Abou Dhabi, qui gère une richesse souveraine estimée à environ 1,8 trillion de dollars, est l'un des investisseurs les plus en vue au niveau mondial ces dernières années. Les investissements de ses fonds, qui incluent également "l'ADIA" (Abu Dhabi Investment Authority), se sont historiquement concentrés aux États-Unis et en Europe, avec un engagement de l'émirat à investir plus d'un trillion de dollars en Amérique et des dizaines de milliards dans des pays comme la France et l'Italie.

En revanche, les relations avec la Chine ont également connu une expansion parallèle, malgré le ressentiment de Washington envers certaines transactions. Le volume des échanges commerciaux non pétroliers entre les deux pays a dépassé pour la première fois 100 milliards de dollars en 2025.

Plus tôt cette année, Al Mubarak a déclaré que "Mubadala" avait historiquement investi de manière limitée en Asie, mais qu'elle élargissait désormais sa présence d'investissement, citant des performances solides en Corée du Sud, au Japon et en Chine d'ici 2025. Cette orientation est cohérente avec la stratégie du fonds de 385 milliards de dollars, établie en 2024, pour doubler son exposition à l'Asie à environ 25 % d'ici la fin de la décennie.

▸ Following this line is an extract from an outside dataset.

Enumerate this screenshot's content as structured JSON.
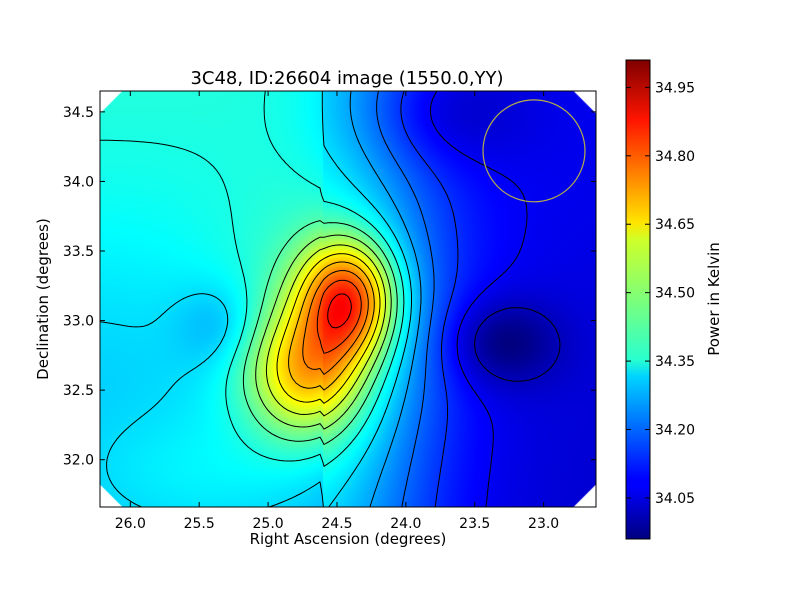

La visite du prince héritier est survenue au milieu d'une trêve de deux semaines entre Washington et Téhéran dans une guerre où les Émirats ont enduré le poids des attaques iraniennes.

Les transactions de "L’imad" renforcent l'influence d'investissement

Cependant, le conflit n'a pas dissuadé Abou Dhabi de son intention de conclure des transactions, car des entités clés ont investi des milliards de dollars dans des domaines tels que la gestion d'actifs alternatifs, le crédit privé, les plateformes technologiques et le secteur de l'hôtellerie. Cette semaine, "L’imad" a conclu un accord de 2,3 milliards de dollars en Jordanie, ce qui confirme son rôle dans le renforcement des relations stratégiques de l'émirat.

"L’imad", qui signifie "la pierre angulaire" en arabe, a fait la une des journaux l'année dernière après avoir participé, aux côtés de fonds influents du Golfe, au soutien de l'offre de rachat de "Paramount Skydance" pour "Warner Bros. Discovery". Abou Dhabi a également inclus dans le fonds la propriété de "McLaren Automotive" et sa participation dans la société de voitures électriques chinoise "Nio".

Le conseil d'administration du fonds comprend des personnalités de premier plan à Abou Dhabi, dont Jassim Al Zaabi, que certains considèrent comme l'une des figures non royales les plus influentes de l'émirat, même si le fonds est encore en phase de création.